I was talking to James about this today in a PureScript Contrib call. In short, we’re trying to reduce the “fear of the unknown” of the breakage this change might cause. This post is an attempt to find the people who use this library and how, so that they might be included in the conversations around changes we could make.
If no one uses this library, then that gives James more freedom to make design decisions as he sees fit.
I have never taken advantage of StringLike, but I believe it exists so you can do things like parse using List Char if you were so inclined. What would need to change to handle unicode properly with StringLike (the requirements of this alternative were not mentioned in the ticket)? Was there discussion about why StringLike was introduced, or was it just “maybe this is useful”?
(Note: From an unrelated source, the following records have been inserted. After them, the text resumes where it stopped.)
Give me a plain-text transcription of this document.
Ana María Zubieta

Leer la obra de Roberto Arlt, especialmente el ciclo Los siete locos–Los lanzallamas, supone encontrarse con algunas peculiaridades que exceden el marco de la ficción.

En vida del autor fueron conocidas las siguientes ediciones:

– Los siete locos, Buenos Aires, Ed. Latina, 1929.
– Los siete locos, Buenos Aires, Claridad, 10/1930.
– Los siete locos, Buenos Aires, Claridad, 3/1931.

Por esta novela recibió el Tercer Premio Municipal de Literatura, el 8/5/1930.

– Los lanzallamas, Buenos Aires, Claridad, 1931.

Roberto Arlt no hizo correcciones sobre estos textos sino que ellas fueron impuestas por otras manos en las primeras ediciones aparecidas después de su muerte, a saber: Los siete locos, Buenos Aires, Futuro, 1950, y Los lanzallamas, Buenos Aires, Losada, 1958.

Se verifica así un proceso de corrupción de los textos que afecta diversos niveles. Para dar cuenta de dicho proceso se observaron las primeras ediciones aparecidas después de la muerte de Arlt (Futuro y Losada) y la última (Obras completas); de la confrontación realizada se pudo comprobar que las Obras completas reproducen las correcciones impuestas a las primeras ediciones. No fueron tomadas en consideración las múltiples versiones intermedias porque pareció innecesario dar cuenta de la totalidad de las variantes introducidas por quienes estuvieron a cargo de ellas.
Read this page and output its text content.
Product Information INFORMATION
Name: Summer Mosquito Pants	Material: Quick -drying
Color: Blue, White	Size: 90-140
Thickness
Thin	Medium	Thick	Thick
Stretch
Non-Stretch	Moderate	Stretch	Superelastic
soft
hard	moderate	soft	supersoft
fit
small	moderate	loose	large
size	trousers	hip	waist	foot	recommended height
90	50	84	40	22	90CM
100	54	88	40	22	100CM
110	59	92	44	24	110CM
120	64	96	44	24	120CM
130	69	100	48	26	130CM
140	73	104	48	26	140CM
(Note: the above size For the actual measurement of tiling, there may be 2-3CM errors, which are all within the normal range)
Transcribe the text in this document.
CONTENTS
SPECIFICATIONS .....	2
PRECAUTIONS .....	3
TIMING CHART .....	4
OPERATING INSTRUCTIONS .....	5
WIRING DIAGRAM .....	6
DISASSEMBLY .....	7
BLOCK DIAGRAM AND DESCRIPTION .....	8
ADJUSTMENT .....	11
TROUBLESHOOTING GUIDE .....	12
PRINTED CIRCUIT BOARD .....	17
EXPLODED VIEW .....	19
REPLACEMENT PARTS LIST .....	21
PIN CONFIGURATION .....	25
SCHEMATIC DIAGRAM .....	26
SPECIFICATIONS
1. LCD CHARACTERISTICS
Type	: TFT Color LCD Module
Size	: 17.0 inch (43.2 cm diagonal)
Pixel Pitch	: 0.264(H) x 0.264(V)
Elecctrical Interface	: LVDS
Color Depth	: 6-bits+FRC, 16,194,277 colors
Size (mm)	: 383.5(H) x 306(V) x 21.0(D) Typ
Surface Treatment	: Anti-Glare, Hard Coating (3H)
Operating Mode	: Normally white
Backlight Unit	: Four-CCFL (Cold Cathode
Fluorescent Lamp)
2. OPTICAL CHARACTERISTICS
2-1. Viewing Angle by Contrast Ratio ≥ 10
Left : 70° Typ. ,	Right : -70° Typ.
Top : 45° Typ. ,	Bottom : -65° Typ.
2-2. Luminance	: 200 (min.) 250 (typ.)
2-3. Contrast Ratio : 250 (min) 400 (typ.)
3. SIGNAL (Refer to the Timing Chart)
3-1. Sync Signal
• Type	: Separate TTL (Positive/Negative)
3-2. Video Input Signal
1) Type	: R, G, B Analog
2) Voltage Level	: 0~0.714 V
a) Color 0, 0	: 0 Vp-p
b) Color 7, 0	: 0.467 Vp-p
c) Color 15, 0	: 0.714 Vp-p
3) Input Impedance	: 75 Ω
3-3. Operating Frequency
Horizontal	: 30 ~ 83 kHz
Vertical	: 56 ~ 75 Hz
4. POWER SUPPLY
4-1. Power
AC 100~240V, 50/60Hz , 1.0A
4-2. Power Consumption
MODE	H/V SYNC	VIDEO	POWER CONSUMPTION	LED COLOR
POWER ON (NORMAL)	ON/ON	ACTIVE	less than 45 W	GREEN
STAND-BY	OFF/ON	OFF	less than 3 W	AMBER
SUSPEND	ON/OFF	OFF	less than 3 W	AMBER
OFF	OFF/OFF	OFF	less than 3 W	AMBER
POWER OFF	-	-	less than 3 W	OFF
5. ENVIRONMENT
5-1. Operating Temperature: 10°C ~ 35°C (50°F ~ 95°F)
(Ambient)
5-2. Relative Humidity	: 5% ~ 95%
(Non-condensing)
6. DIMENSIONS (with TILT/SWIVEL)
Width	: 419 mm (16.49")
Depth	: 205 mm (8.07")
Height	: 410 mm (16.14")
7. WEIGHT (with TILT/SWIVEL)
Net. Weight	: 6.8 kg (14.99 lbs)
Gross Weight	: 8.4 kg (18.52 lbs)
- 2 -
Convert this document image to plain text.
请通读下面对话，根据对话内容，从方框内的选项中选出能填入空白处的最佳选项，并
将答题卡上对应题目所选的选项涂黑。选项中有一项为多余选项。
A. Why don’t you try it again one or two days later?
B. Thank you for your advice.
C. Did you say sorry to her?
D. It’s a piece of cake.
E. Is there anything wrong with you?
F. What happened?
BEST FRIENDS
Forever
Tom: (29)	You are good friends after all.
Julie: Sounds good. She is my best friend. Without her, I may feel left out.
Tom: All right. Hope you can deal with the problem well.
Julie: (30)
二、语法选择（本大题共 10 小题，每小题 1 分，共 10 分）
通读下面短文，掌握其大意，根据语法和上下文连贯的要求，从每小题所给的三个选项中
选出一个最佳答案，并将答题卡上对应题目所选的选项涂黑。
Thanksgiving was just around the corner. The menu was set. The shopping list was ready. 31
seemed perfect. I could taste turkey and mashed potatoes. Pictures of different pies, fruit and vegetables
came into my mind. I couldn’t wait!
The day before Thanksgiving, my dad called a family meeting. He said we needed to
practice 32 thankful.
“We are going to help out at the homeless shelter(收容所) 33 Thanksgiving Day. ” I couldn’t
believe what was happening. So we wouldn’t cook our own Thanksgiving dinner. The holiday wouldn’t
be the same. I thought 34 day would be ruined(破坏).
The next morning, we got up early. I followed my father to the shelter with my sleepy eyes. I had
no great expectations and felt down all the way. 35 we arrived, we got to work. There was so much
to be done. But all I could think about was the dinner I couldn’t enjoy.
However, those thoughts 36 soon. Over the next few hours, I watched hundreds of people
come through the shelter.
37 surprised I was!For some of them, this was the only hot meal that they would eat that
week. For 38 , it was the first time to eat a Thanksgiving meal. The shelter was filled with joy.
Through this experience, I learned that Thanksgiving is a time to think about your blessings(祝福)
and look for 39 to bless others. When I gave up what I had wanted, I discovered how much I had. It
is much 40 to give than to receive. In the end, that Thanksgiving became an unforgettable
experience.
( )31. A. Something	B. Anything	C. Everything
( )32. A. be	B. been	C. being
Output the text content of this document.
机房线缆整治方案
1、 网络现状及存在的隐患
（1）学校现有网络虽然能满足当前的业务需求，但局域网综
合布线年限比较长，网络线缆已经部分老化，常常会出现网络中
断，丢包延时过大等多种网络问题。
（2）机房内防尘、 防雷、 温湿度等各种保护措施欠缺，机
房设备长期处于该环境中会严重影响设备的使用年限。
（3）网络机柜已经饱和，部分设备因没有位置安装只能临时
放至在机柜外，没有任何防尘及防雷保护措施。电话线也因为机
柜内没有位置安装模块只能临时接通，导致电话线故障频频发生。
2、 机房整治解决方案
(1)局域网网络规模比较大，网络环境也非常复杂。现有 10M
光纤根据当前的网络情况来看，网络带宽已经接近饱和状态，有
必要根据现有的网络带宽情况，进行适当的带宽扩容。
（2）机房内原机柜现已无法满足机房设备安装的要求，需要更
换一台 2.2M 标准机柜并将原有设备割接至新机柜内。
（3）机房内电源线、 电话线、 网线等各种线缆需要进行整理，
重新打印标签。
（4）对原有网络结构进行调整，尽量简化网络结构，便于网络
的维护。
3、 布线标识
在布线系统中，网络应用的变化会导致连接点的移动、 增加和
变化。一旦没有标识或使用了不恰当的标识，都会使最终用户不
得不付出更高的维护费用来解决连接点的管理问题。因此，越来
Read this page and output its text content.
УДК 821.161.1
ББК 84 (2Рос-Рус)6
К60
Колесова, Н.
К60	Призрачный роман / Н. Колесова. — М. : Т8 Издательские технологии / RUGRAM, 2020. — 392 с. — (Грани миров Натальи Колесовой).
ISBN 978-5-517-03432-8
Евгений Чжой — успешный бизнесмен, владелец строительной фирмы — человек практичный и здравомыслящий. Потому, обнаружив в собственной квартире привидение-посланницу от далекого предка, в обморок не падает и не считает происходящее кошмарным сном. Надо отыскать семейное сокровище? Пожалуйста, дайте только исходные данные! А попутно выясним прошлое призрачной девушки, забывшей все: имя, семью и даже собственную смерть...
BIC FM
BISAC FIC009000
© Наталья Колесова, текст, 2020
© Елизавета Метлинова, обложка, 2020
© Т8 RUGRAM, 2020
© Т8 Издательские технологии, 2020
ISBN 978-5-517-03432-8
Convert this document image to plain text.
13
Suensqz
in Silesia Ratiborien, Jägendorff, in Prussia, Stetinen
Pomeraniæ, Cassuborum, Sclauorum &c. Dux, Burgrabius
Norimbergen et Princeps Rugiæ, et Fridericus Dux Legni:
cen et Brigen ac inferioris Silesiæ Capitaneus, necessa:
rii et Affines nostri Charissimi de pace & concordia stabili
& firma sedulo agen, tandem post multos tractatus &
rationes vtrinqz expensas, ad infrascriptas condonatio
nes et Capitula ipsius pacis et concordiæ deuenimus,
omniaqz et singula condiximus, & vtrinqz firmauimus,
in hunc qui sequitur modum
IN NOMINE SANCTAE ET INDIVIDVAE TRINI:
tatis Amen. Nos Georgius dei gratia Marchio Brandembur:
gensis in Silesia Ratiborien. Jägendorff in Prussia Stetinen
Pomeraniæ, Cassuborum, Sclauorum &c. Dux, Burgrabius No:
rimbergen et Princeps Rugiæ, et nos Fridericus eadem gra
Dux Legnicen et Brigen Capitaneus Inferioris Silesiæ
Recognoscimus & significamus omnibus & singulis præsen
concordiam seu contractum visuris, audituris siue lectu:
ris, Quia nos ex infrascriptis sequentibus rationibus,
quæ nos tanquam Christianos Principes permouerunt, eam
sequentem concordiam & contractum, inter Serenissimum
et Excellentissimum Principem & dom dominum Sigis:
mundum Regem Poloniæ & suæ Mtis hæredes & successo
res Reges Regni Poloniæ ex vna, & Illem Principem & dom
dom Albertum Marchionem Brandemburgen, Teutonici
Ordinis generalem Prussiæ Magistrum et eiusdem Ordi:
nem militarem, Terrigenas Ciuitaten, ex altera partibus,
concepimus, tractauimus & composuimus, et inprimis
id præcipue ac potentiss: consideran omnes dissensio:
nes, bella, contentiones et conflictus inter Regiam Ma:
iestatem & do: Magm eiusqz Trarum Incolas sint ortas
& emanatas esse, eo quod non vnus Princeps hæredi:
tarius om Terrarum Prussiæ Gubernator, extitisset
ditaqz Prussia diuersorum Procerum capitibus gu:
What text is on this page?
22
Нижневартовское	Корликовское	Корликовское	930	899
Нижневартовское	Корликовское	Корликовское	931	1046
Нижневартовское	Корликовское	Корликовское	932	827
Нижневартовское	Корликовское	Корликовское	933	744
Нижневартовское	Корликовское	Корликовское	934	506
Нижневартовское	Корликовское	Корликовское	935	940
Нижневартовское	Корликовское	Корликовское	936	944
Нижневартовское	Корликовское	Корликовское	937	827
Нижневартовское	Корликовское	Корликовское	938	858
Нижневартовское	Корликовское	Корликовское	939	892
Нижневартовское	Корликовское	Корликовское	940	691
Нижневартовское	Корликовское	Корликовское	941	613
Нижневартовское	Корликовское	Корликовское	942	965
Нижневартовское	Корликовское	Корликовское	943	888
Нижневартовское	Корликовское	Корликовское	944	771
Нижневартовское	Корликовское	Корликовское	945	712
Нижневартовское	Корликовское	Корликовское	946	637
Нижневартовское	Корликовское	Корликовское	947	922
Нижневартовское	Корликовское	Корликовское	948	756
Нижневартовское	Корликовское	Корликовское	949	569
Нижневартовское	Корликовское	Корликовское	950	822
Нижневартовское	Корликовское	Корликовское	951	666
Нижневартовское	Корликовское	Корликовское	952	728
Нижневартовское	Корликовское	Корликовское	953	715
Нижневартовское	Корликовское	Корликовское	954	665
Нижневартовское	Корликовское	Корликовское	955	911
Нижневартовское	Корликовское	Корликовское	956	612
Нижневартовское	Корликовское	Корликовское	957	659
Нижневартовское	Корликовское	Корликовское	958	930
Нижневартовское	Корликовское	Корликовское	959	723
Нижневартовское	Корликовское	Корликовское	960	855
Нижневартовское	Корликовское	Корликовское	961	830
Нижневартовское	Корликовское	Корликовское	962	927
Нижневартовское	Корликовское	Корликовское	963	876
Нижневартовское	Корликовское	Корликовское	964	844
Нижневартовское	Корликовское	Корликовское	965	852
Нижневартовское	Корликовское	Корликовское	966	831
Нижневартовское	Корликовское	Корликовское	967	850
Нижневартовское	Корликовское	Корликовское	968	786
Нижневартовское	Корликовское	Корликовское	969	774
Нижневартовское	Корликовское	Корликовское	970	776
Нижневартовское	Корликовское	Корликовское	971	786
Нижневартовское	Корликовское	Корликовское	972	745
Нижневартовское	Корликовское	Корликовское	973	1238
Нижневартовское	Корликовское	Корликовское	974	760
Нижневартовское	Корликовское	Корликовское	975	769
Now that yall mentioned unicode, I wonder, is the dependency on the unicode package really necessary? I’m pretty sure I had to drop this lib from a previous project because of the insane bundle sizes (ended up ffi-ing to nearley)
I agree that purescript-unicode leads to excessive bundle sizes. I don’t think there’s a reason that it couldn’t be trimmed significantly, but it would require someone making a dedicated effort to help with that.
I’m probably about to be schooled because there’s a better way to do this (or maybe it already exists!), but I recently had to write something like:
word :: Parser String String
word = do
chars <- some alphaNum
pure $ String.fromCodePointArray $ (String.codePointFromChar <$> chars)
which I could imagine being simpler if I was parsing a List Char instead of a String. Still I doubt there would be cases where it would be advantageous for a whole parser to work on List Char when you consider performance.
Currently there is no better way to write your word parser, but there should be. Deleting the StringLike class will allow us to add new primitive parsers like takeWhileP :: (CodePoint -> Boolean) -> Parser String String so that we can take advantange of the O(1) JavaScript immutable String slicing and write your parser as
word :: Parser String String
word = takeWhileP isAlphaNum
I use StringLike a => a lot, but only because a heap of code I was using used it and defining my own stuff as String → broke stuff when composing the parsers - in that way it was a annoyingly viral.
So as much as it’d be a pain for me to strip it from my own parsers, the ported parsers (I think perhaps formatters?) and the datetime-parser, I’d be in favour of this because it’d mean that kind of code wouldn’t be needed.
I use the Erlang backend, which has… immutable string slicing so I imagine anything we do could take advantage of this too when re-writing the FFI.